Robert Bresson’s films are hard little diamonds in film history. “The Pocket Thief” (1959) is around an hour and a quarter. It is one of the shortest movie classics you can see.
It would be scarce when the French director Bresson (1901-1999) created. No unnecessary talk, no unnecessary pictures. And, for God’s sake, no acting!
The story would appear naked. He called the actors “models”. They were preferably amateurs, but carefully selected. Their charisma and appearance would make them captivating.
With its strict aesthetic ideas, but also with his gaze and his feeling, Bresson achieved masterpieces. The films live on concentration and charge. Several pictures in “The Pocket Thief” show only a zeroed young man, Michel, among others traveling in a full carriage in the Paris metro. But we know his secret: he’s a pickpocket. We follow his gaze. He’s looking for prey. The young man pretends to read the newspaper, he has seen a more experienced thief use an open newspaper as camouflage to work under. “The newspaper shook my hands. My heart was pounding. ” says Michel’s narrator.
Almost nothing happens in the picture, yet you sit in full swing. A real pickpocket was a consultant and got a role as one of two thieves who become a kind of mentors and companions.
Michel, played by debutant Martin LaSalle, is driven by the pursuit of excitement, and by superhuman thoughts. He is encouraged by the fact that a commissioner is on his trail. The “pickpocket” is usually compared to Fyodor Dostoevsky’s “Crime and Punishment”.

Fontaine (François Leterrier) in “A death row inmate has escaped”.
Photo: Nonstop
“The pickpocket” and “A death row inmate has escaped” (1956) are Bresson’s most famous films. The latter takes place during World War II, and follows a young French lieutenant who in occupied France was active in the resistance movement and was arrested by the Germans. Locked up in a French fort, he must escape before it is his turn in front of the execution platoon.
As in “The Pocket Thief”, it’s a story made for Bresson’s taste to keep down. The lieutenant (François Leterrier) is alone in his cell. His prying in the door with a stolen spoon must be done with small movements.
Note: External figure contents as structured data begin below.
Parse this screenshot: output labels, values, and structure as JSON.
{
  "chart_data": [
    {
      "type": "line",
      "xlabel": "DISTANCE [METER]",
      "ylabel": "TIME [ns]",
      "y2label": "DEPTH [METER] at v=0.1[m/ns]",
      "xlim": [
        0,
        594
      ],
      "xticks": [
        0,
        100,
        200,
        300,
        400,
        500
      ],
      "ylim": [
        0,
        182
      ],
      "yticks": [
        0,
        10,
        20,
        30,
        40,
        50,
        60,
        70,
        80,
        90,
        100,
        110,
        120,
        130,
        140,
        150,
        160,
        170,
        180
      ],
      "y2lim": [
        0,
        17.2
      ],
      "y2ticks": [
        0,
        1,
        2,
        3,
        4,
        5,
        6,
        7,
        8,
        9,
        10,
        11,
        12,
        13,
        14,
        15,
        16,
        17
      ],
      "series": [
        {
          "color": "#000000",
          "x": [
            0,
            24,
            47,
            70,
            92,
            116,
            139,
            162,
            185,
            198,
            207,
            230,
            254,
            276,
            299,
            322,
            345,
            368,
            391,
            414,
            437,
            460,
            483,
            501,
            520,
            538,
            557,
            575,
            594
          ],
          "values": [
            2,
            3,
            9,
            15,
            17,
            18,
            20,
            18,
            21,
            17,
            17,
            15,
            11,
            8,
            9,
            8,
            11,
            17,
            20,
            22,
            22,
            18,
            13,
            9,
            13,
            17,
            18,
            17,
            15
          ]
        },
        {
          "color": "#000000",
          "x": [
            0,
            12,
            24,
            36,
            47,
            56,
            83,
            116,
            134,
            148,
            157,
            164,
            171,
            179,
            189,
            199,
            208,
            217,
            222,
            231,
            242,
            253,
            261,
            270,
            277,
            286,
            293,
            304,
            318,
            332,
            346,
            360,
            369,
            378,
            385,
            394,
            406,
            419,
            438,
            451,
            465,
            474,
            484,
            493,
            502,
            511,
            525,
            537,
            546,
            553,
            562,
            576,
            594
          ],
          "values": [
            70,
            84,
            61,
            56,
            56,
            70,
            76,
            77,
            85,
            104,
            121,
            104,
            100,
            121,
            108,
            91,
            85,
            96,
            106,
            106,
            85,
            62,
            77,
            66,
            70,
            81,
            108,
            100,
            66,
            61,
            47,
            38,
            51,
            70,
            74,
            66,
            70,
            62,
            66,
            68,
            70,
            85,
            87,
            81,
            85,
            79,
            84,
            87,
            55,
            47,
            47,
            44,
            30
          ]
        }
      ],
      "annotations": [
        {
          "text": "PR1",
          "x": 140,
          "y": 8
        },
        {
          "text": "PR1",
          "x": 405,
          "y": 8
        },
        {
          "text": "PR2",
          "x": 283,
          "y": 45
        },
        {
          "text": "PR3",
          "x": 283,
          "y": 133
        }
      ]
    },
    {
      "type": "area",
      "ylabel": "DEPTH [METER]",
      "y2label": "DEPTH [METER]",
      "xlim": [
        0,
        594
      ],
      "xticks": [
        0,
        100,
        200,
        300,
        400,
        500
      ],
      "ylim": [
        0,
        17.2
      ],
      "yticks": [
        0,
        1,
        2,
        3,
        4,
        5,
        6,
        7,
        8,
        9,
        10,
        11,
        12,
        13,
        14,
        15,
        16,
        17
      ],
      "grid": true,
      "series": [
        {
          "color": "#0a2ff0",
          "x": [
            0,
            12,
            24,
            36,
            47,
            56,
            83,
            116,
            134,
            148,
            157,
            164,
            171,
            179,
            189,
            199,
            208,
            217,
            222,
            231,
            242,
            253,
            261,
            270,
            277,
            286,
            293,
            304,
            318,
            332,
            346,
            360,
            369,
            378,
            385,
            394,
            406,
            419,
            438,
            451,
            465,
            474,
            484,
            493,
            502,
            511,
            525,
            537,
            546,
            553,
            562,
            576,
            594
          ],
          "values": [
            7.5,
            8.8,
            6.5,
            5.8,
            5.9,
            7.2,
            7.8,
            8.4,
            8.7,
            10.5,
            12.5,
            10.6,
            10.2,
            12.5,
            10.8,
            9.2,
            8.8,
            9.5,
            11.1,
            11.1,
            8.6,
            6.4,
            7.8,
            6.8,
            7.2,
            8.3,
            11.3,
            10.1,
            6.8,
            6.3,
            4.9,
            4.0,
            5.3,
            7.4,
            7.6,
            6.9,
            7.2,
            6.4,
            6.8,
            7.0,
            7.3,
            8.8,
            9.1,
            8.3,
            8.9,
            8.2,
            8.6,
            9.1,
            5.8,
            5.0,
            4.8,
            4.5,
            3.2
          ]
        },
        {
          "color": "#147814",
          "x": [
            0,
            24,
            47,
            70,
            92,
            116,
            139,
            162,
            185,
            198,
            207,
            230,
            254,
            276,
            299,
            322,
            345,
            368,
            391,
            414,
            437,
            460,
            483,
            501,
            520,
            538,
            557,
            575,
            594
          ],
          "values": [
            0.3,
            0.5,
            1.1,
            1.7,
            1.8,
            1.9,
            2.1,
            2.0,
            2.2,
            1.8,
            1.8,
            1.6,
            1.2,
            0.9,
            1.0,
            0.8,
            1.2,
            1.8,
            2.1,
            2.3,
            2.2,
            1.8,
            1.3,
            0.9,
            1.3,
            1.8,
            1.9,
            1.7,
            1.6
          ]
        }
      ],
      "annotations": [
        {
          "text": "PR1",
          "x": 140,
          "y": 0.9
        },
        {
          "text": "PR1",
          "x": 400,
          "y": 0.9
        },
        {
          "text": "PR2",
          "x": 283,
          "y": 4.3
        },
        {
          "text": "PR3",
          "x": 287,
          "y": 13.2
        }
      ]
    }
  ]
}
The fear of death is like a suffocating pressure over the whole environment. The story is true, the film is based on Lieutenant André Devigny’s book about his experience. Devigny was present during the filming of the real fort.

Claude Laydu and Nicole Ladmiral in “Prästmans dagbok”.
Photo: Studio canal
“The Priest’s Diary” (1951) is more expansive Bresson. A young priest is allowed to take care of his first congregation in the countryside. He is devoted, and reproaches when he almost immediately begins to compromise. He feels inadequate, and there is something seriously and painfully wrong with his stomach.
This early Bresson became a whole hour and fifty minutes. A mistake, he never let it go again.
There are three films, all with a narrator’s voice, about lonely young men in more or less desperate situations.
Disheartening?
No. Serious, but at the same time you see the vitality of the French film at this time. The new wave is just about to roll in. Robert Bresson’s films are their own, strict, moral. On another level, now that you know what was going on, you see that they were the forerunner to the released celebration of a new film that would be arranged by authors such as Jean-Luc Godard, François Truffaut, Agnès Varda and Eric Rohmer, twenty thirty years younger than Bresson.